The rest followed. Rachael liked Clarence, finding it agreeable
that he knew how to dress, how to order a dinner, tip servants,
and take care of a woman in a crowd. His family was one of the
oldest in America, and he was rich. She was sorry that Billy's
mother was living, but then one couldn't have everything, and,
after all, she was married again, which seemed to mitigate the
annoyance. Rachael said to herself that this was a wiser marriage
than the proposed one with poor Stephen: Stephen had been a wild,
romantic boy, full of fresh passion and dazed with exultant
dreams; Clarence was a man, longing less for moonshine and roses
and the presence of his beloved one than for a gracious,
distinguished woman who would take her place before the world as
mistress of his home and guardian of his child.
She had sometimes doubted her power to make Stephen happy--
Stephen, who talked with all a boy's heavenly shyness of long days
tramping the woods and long nights over the fire, of little sons
and daughters romping in the Trecastle gardens; but she entered
into her marriage with Clarence Breckenridge with entire self-
confidence.

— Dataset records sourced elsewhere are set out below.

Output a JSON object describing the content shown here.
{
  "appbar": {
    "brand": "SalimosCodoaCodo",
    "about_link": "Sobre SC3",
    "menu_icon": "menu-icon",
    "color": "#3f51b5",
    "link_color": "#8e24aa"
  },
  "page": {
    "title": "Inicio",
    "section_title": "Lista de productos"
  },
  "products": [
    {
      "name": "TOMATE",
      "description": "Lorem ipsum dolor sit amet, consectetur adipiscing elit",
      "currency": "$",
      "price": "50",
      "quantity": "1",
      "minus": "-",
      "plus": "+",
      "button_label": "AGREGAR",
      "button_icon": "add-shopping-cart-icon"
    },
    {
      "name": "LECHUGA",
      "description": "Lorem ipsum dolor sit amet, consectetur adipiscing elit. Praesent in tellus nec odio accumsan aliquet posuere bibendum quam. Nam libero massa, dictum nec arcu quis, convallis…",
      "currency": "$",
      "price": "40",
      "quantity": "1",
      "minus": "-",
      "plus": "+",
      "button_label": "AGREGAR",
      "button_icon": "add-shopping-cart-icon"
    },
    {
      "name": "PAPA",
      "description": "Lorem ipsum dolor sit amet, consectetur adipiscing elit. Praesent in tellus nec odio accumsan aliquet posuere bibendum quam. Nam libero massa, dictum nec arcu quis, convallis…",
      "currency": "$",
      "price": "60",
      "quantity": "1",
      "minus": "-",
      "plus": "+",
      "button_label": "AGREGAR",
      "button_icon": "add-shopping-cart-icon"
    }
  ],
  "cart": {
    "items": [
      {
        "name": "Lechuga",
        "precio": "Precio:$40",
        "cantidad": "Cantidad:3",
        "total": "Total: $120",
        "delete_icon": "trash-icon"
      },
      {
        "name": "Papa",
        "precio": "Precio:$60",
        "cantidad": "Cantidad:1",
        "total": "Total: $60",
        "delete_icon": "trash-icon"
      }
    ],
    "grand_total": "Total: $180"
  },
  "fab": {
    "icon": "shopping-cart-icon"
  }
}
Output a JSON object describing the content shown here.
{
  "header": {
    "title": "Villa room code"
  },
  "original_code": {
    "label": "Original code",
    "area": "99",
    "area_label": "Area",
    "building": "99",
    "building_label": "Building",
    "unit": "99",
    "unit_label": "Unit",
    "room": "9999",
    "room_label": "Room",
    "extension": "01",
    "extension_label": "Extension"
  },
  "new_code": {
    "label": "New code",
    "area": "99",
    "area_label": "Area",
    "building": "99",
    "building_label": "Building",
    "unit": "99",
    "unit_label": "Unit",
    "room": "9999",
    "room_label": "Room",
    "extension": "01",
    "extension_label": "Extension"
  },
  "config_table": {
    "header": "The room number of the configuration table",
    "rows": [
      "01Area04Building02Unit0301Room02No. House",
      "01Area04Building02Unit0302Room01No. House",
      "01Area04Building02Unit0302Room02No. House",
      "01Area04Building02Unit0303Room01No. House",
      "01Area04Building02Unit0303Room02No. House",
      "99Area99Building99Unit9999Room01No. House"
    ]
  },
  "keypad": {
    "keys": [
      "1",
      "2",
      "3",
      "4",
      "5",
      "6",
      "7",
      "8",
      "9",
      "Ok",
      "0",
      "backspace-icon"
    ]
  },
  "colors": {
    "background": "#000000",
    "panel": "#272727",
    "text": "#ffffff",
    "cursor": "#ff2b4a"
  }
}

She had been struggling more or less definitely all
her life toward just such a position as this; it was a
comparatively easy matter to fill it, now that she had got it.
Carol she considered a decided asset. The child adored her, and
her services to Carol were so much good added to the beauty,
charm, and wisdom that she brought into the bargain. That Clarence
could ask more in the way of beauty, wisdom, and charm was not
conceivable; Rachael knew her own value too well to have any
doubts on that score.
And had her husband been a strong man, her dignified and ripened
loveliness must inevitably have won him. She stood ready to be
won. She held to her bond in all generosity. What heart and soul
and body could do for him was his to claim. She did not love him,
but she did not need love's glamour to show her what her exact
value to him might be; what was her natural return for all her
marriage gave her.
But quick-witted and cold-blooded as she was, she could not see
that Clarence was actually a little afraid of her. He had been too
rich all his life to count his money as an argument in his favor,
and although he was not clever he knew Rachael did not love him,
and hardly supposed that she ever could.
He felt with paternal blindness that she had married him partly
for the child's sake, and returned to the companionship of his
daughter with a real sense of relief.